The shame I felt was also personal; along the way, I had internalized the message that as a woman, this was my potential for being a part of God’s story too. I had been handed some harmful, one-dimensional labels that immediately surfaced when I read their names, such as “harlot,” “prostitute,” “seductress,” and “adulterer,” just to name a few.
Their importance was not found in the context and particularity of their narratives; instead, they were viewed as rough, oddly-shaped pieces to the puzzle of Jesus’ lineage. I had to do some work to unbind myself from the limitations my church had placed on these stories, and I tried to visit these women with a fresh mind and an open heart. What I realized was that these women—despite the loathsome, corrupt systems they were in—found a way to claim their voice and found enough power to survive.
I was inspired by the composition and movement of the From Generation to Generation… logo. In this image, I chose to represent Christ using a rose at the center of the composition. The women mentioned in the genealogy are imaged as foundational leaves building and upholding Christ. All of the women are looking at the viewer and holding objects to represent the fact that they took their life and survival into their own hands. They were catalysts who propelled the lineage forward.
In the bottom left, Tamar holds her father-in-law’s insignia, which represents how she assumes his role as the leader of the tribe of Judah and continues its lineage.1 Moving counterclockwise, Rahab holds the red cord which she lowered to ensure the safety of her family after supplying Israelite spies enough information to achieve victory in Jericho. Next, Ruth holds the wheat that she gleaned from the field. She knows that she must marry again in order to be protected, and so she takes initiative with Boaz.

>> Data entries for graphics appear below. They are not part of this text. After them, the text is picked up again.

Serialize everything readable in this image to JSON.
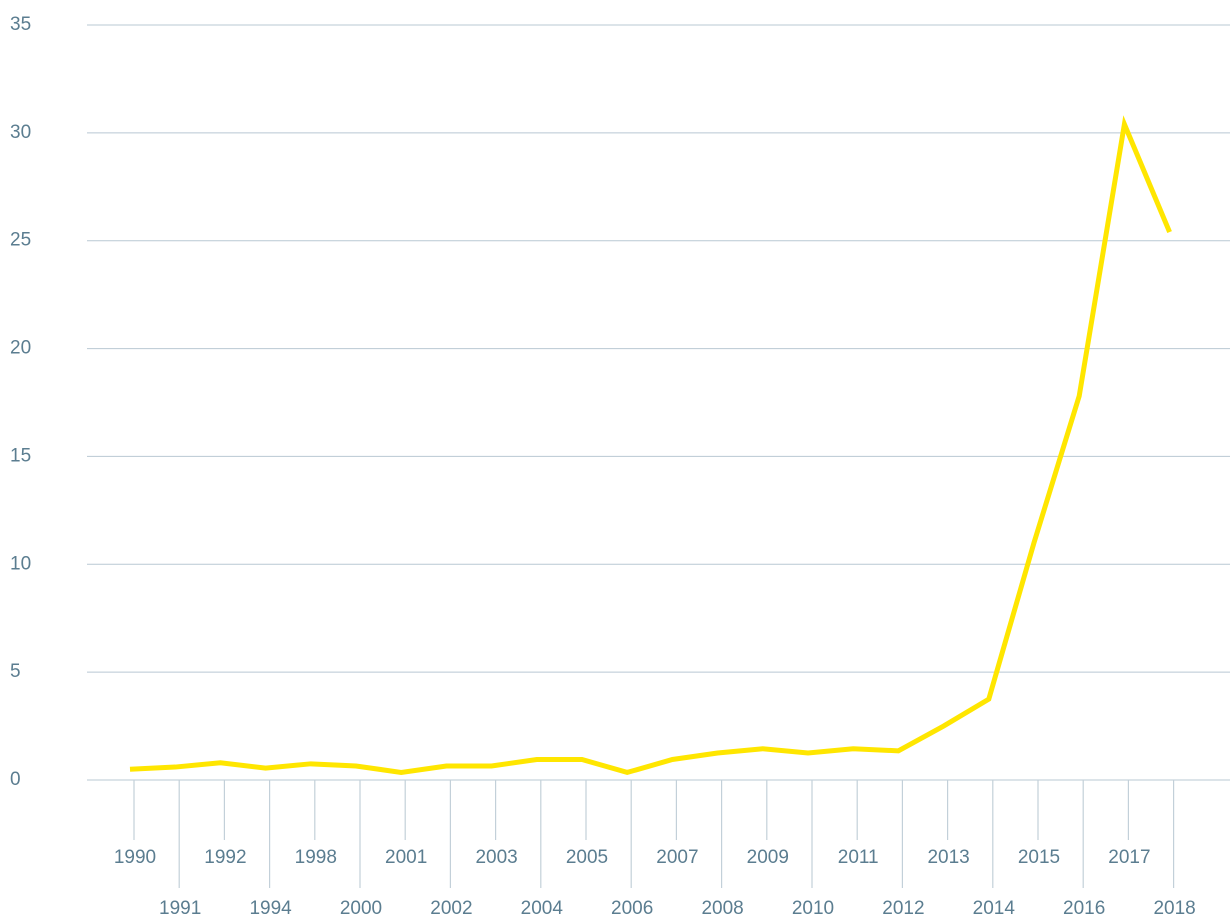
{
  "chart_data": {
    "type": "line",
    "categories": [
      "1990",
      "1991",
      "1992",
      "1994",
      "1998",
      "2000",
      "2001",
      "2002",
      "2003",
      "2004",
      "2005",
      "2006",
      "2007",
      "2008",
      "2009",
      "2010",
      "2011",
      "2012",
      "2013",
      "2014",
      "2015",
      "2016",
      "2017",
      "2018"
    ],
    "values": [
      0.5,
      0.6,
      0.8,
      0.55,
      0.75,
      0.65,
      0.35,
      0.65,
      0.65,
      0.95,
      0.95,
      0.35,
      0.95,
      1.25,
      1.45,
      1.25,
      1.45,
      1.35,
      2.5,
      3.75,
      11,
      17.8,
      30.4,
      25.4
    ],
    "color": "#ffe600",
    "ylim": [
      0,
      35
    ],
    "yticks": [
      0,
      5,
      10,
      15,
      20,
      25,
      30,
      35
    ],
    "grid": true
  }
}
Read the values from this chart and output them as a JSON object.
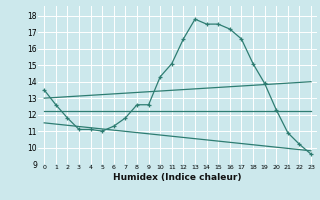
{
  "title": "",
  "xlabel": "Humidex (Indice chaleur)",
  "bg_color": "#cce8ec",
  "line_color": "#2e7d72",
  "grid_color": "#ffffff",
  "xlim": [
    -0.5,
    23.5
  ],
  "ylim": [
    9,
    18.6
  ],
  "yticks": [
    9,
    10,
    11,
    12,
    13,
    14,
    15,
    16,
    17,
    18
  ],
  "xticks": [
    0,
    1,
    2,
    3,
    4,
    5,
    6,
    7,
    8,
    9,
    10,
    11,
    12,
    13,
    14,
    15,
    16,
    17,
    18,
    19,
    20,
    21,
    22,
    23
  ],
  "line1_x": [
    0,
    1,
    2,
    3,
    4,
    5,
    6,
    7,
    8,
    9,
    10,
    11,
    12,
    13,
    14,
    15,
    16,
    17,
    18,
    19,
    20,
    21,
    22,
    23
  ],
  "line1_y": [
    13.5,
    12.6,
    11.8,
    11.1,
    11.1,
    11.0,
    11.3,
    11.8,
    12.6,
    12.6,
    14.3,
    15.1,
    16.6,
    17.8,
    17.5,
    17.5,
    17.2,
    16.6,
    15.1,
    13.9,
    12.3,
    10.9,
    10.2,
    9.6
  ],
  "line2_x": [
    0,
    23
  ],
  "line2_y": [
    13.0,
    14.0
  ],
  "line3_x": [
    0,
    23
  ],
  "line3_y": [
    12.2,
    12.2
  ],
  "line4_x": [
    0,
    23
  ],
  "line4_y": [
    11.5,
    9.8
  ]
}
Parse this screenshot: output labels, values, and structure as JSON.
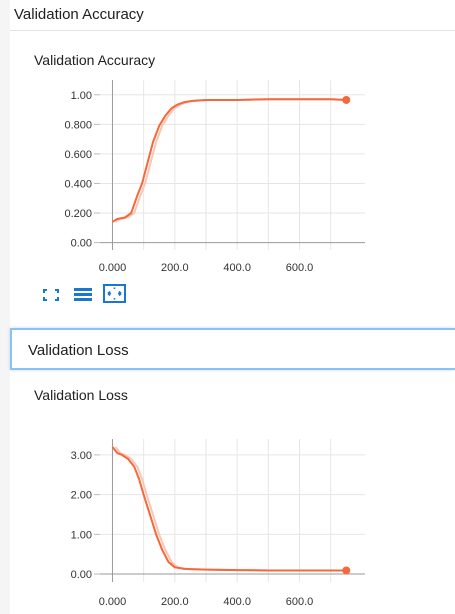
{
  "sections": [
    {
      "title": "Validation Accuracy",
      "card_title": "Validation Accuracy"
    },
    {
      "title": "Validation Loss",
      "card_title": "Validation Loss"
    }
  ],
  "toolbar": {
    "icons": [
      "fullscreen-icon",
      "list-icon",
      "fit-domain-icon"
    ]
  },
  "colors": {
    "accent": "#1976d2",
    "series": "#f4683a",
    "series_smoothed_shadow": "#f7c6b5",
    "highlight_border": "#8cc2f3"
  },
  "chart_data": [
    {
      "type": "line",
      "title": "Validation Accuracy",
      "xlabel": "",
      "ylabel": "",
      "xlim": [
        -40,
        810
      ],
      "ylim": [
        -0.05,
        1.1
      ],
      "x_ticks": [
        "0.000",
        "200.0",
        "400.0",
        "600.0"
      ],
      "y_ticks": [
        "0.00",
        "0.200",
        "0.400",
        "0.600",
        "0.800",
        "1.00"
      ],
      "series": [
        {
          "x": [
            0,
            15,
            40,
            60,
            80,
            95,
            110,
            130,
            150,
            170,
            190,
            210,
            230,
            260,
            300,
            350,
            400,
            500,
            600,
            700,
            750
          ],
          "y": [
            0.14,
            0.16,
            0.17,
            0.2,
            0.32,
            0.4,
            0.52,
            0.68,
            0.79,
            0.86,
            0.91,
            0.935,
            0.95,
            0.96,
            0.965,
            0.965,
            0.965,
            0.97,
            0.97,
            0.97,
            0.965
          ]
        }
      ],
      "last_point": {
        "x": 750,
        "y": 0.965
      }
    },
    {
      "type": "line",
      "title": "Validation Loss",
      "xlabel": "",
      "ylabel": "",
      "xlim": [
        -40,
        810
      ],
      "ylim": [
        -0.2,
        3.4
      ],
      "x_ticks": [
        "0.000",
        "200.0",
        "400.0",
        "600.0"
      ],
      "y_ticks": [
        "0.00",
        "1.00",
        "2.00",
        "3.00"
      ],
      "series": [
        {
          "x": [
            0,
            15,
            30,
            50,
            70,
            85,
            100,
            120,
            140,
            160,
            180,
            200,
            230,
            260,
            300,
            400,
            500,
            600,
            700,
            750
          ],
          "y": [
            3.2,
            3.05,
            3.0,
            2.9,
            2.7,
            2.4,
            2.0,
            1.5,
            1.0,
            0.6,
            0.3,
            0.17,
            0.13,
            0.12,
            0.11,
            0.1,
            0.09,
            0.09,
            0.09,
            0.09
          ]
        }
      ],
      "last_point": {
        "x": 750,
        "y": 0.09
      }
    }
  ]
}
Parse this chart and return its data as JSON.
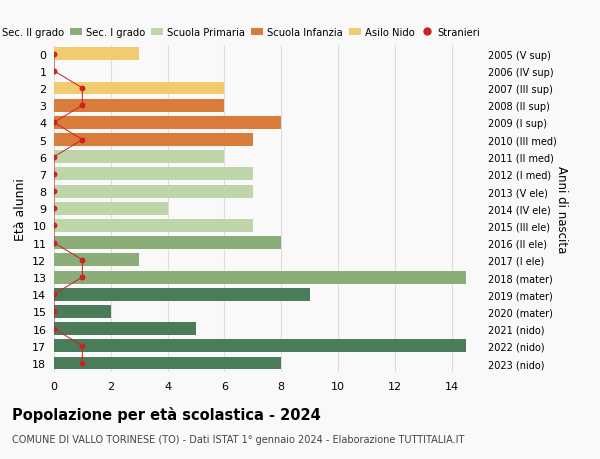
{
  "ages": [
    18,
    17,
    16,
    15,
    14,
    13,
    12,
    11,
    10,
    9,
    8,
    7,
    6,
    5,
    4,
    3,
    2,
    1,
    0
  ],
  "right_labels": [
    "2005 (V sup)",
    "2006 (IV sup)",
    "2007 (III sup)",
    "2008 (II sup)",
    "2009 (I sup)",
    "2010 (III med)",
    "2011 (II med)",
    "2012 (I med)",
    "2013 (V ele)",
    "2014 (IV ele)",
    "2015 (III ele)",
    "2016 (II ele)",
    "2017 (I ele)",
    "2018 (mater)",
    "2019 (mater)",
    "2020 (mater)",
    "2021 (nido)",
    "2022 (nido)",
    "2023 (nido)"
  ],
  "bar_values": [
    8,
    14.5,
    5,
    2,
    9,
    14.5,
    3,
    8,
    7,
    4,
    7,
    7,
    6,
    7,
    8,
    6,
    6,
    0,
    3
  ],
  "bar_colors": [
    "#4a7c59",
    "#4a7c59",
    "#4a7c59",
    "#4a7c59",
    "#4a7c59",
    "#8aad7a",
    "#8aad7a",
    "#8aad7a",
    "#bdd5a8",
    "#bdd5a8",
    "#bdd5a8",
    "#bdd5a8",
    "#bdd5a8",
    "#d97c3a",
    "#d97c3a",
    "#d97c3a",
    "#f0cb70",
    "#f0cb70",
    "#f0cb70"
  ],
  "stranieri_values": [
    1,
    1,
    0,
    0,
    0,
    1,
    1,
    0,
    0,
    0,
    0,
    0,
    0,
    1,
    0,
    1,
    1,
    0,
    0
  ],
  "legend_labels": [
    "Sec. II grado",
    "Sec. I grado",
    "Scuola Primaria",
    "Scuola Infanzia",
    "Asilo Nido",
    "Stranieri"
  ],
  "legend_colors": [
    "#4a7c59",
    "#8aad7a",
    "#bdd5a8",
    "#d97c3a",
    "#f0cb70",
    "#cc2222"
  ],
  "ylabel": "Età alunni",
  "right_ylabel": "Anni di nascita",
  "title": "Popolazione per età scolastica - 2024",
  "subtitle": "COMUNE DI VALLO TORINESE (TO) - Dati ISTAT 1° gennaio 2024 - Elaborazione TUTTITALIA.IT",
  "xlim": [
    0,
    15
  ],
  "ylim": [
    -0.5,
    18.5
  ],
  "grid_color": "#dddddd",
  "bg_color": "#f9f9f9",
  "bar_height": 0.75
}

Bathesheba’s name isn’t even mentioned in Christ’s genealogy; she is referred to as the “wife of Uriah.” She withstands abuse from King David, survives the murder of her husband, and ensures that her son Solomon takes the throne. She takes matters into her own hands, becoming, as scholar Dr. Wil Gafney writes, “the queen mother of the united monarchy of Israel.”2 Finally, there is Mary who looks adoringly at the rose which represents her son. Here she holds the love and pride of a beautiful lineage that leads to the birth of her son, the Messiah.
These women only wanted to ensure safety for themselves and for their children; in the process they ensured the continuation of the lineage of Christ. Without their brilliance, passion, ingenuity, resourcefulness, creativity, and sacrifice, the lineage would have ended.
-Rev. Lauren Wright Pittman
1 Attridge, Harold W. From the footnote for Genesis 38:15-19. The HarperCollins Study Bible: New Revised Standard Version. (San Francisco, CA: Zondervan, 2006). 62-3.
2 Gafney, Wilda C. Womanist Midrash: A Reintroduction to the Women of the Torah and the Throne. Louisville, KY: Westminster John Knox Press, 2017). 220.